Pan M 360 : Vous avez réalisé un clip avec une reprise de Félicité (de Joseph Kabasele, popularisée entre autres par Sam Mangwana). Ce clip est visuellement superbe. Et on constate en fouillant que les codes esthétiques sont inspirés d’une série d’œuvres photographiques intitulée Authentique! Vos deux mondes sont en conversation?

Moridja : Rires, oui bien sûr, mais en vérité c’est l’inverse qui s’est produit! C’est en réfléchissant à la scénographie du clip et à la création de l’imaginaire qui y serait dessiné que j’en suis venu établir un lien avec un questionnement que j’avais depuis quelque temps sur la notion d’authenticité. C’était en plus à la même époque que le début de ma série Christ Pantocrator ainsi que ma collaboration avec l’expo Picasso du Musée des Beaux-Arts de Montréal (MBAM). C’est donc en réalisant ce clip que j’ai trouvé des réponses au questionnement qui m’ont amené vers la série Authenticité.

Authenticité n°1, 2017

Pan M 360 : Que rêvez-vous de faire avec la tradition de la rumba congolaise? Où souhaitez-vous amener cette musique?

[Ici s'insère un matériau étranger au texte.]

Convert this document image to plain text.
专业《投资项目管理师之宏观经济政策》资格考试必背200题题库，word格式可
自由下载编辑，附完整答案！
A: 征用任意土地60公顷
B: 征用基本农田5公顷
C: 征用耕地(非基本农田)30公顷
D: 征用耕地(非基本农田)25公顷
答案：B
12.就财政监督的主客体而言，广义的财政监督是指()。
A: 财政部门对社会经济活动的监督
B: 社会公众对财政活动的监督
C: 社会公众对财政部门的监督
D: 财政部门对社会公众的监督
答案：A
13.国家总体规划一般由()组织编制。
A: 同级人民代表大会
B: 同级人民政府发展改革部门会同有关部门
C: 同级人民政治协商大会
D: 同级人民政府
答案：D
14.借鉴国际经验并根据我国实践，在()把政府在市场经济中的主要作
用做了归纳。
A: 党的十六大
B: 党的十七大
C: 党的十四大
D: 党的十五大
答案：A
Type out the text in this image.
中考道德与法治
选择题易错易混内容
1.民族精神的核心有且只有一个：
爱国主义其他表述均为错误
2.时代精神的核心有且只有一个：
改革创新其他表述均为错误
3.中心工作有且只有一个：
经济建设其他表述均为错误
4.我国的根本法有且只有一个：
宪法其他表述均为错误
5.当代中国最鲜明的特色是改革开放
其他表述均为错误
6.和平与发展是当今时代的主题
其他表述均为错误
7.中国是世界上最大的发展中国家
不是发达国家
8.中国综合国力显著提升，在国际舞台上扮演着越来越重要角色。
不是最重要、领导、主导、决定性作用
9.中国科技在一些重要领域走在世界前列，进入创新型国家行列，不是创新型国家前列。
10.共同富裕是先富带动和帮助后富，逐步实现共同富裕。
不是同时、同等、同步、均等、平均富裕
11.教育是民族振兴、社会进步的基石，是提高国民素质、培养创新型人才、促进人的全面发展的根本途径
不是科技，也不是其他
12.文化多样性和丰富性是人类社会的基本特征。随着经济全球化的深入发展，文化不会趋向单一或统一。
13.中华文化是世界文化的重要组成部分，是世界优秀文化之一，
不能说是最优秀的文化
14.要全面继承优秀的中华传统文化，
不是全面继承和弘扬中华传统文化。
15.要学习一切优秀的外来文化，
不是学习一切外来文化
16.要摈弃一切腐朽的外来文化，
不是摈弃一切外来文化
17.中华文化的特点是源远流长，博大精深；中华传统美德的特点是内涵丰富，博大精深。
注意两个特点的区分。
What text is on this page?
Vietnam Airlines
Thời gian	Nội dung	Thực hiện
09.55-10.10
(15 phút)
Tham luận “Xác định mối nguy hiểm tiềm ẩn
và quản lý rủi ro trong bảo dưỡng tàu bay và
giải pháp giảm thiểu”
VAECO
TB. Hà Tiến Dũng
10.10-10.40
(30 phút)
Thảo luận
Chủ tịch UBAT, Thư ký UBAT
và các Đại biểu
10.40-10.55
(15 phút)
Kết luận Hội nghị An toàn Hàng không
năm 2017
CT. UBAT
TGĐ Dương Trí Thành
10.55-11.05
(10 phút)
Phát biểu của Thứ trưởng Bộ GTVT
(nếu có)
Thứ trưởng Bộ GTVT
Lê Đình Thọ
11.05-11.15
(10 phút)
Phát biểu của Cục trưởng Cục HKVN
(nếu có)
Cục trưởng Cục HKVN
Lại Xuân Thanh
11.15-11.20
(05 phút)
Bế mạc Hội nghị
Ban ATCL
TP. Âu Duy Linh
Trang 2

Moridja : Je veux juste qu’elle vive, qu’elle existe en tant que musique et en tant que source d’inspiration pour d’autres artistes, sans qu’elle soit cantonnée dans la catégorie des ‘’musiques du monde’’, comme une sorte de curiosité pittoresque. Je veux aussi, à travers elle, exprimer mes joies, mes amours, mon bonheur. C’est une musique de plaisir et de sourire.

Pan M 360 : Quelle est la proportion de compositions originales et de reprises de grands classiques que vous avez prévue ce jeudi?

Moridja : 90% de compositions originales, et 10% de reprises. Ce sera évidemment en petite formation, avec clavier, guitare et percussions. Mais je rêve, un jour, de faire un concert avec un immense orchestre. Pour ce genre de musique, ce serait génial! Une large section de cuivres, beaucoup de percussions, des pianos et une section de cordes étendue. Là on aurait les racines de cette musique bien représentées et des sources d’inspiration importantes pour moi: la musique afro-cubaine avec les cuivres et les percussions, les claviers liés à la musique soul et les cordes classiques. Un jour, peut-être…

Pan M 360 : Qu’est qui fait que les Québécois en général devraient aimer la rumba congolaise?

Moridja : Les Québécois et les Congolais ont plusieurs choses en commun. L’une d’entre elles est l’accueil. Malgré les difficultés, les Congolais sont un peuple accueillant. Les Québécois aussi. Nos musiques reflètent cette joie de vivre, ce besoin d’être bien et d’aimer les autres. Les rythmes de la rumba congolaise sont attrayants et agréables. Les Québécois aiment les chansons qui ont du coeur, de la mélodie et du rythme. 

Photo

Pan M 360 : Votre carrière musicale ne s’arrêtera pas là, certainement?

Moridja : Non, elle ne fait que commencer je l’espère. Je prépare un EP à sortir plus tard en 2021, j’ai aussi des collaborations prévues avec d’autres musiciens.

Chiromancie #8 no1 (2015)

Pan M 360 : Et si le public souhaite aller voir vos créations visuelles, voire vous rencontrer, où doivent-ils aller?

Moridja : Ils peuvent se rendre à la galerie d’art Stewart Hall à Pointe-Claire pour l’expo Amour débordant, jusqu’au 29 août, où certaines de mes œuvres sont exposées aux côtés de celles d’autres artistes. Une autre expo débutera bientôt à la galerie Never Apart à Montréal, et en octobre prochain, une importante exposition me sera consacrée à l’Art Gallery of Ontario (AGO). Le Musée des Beaux-Arts de Montréal (MBAM), le Musée d’art contemporain de Montréal (MAC) et le Musée national des Beaux-Arts du Québec (MNBAQ) possèdent également certaines de mes œuvres dans leur collection publique.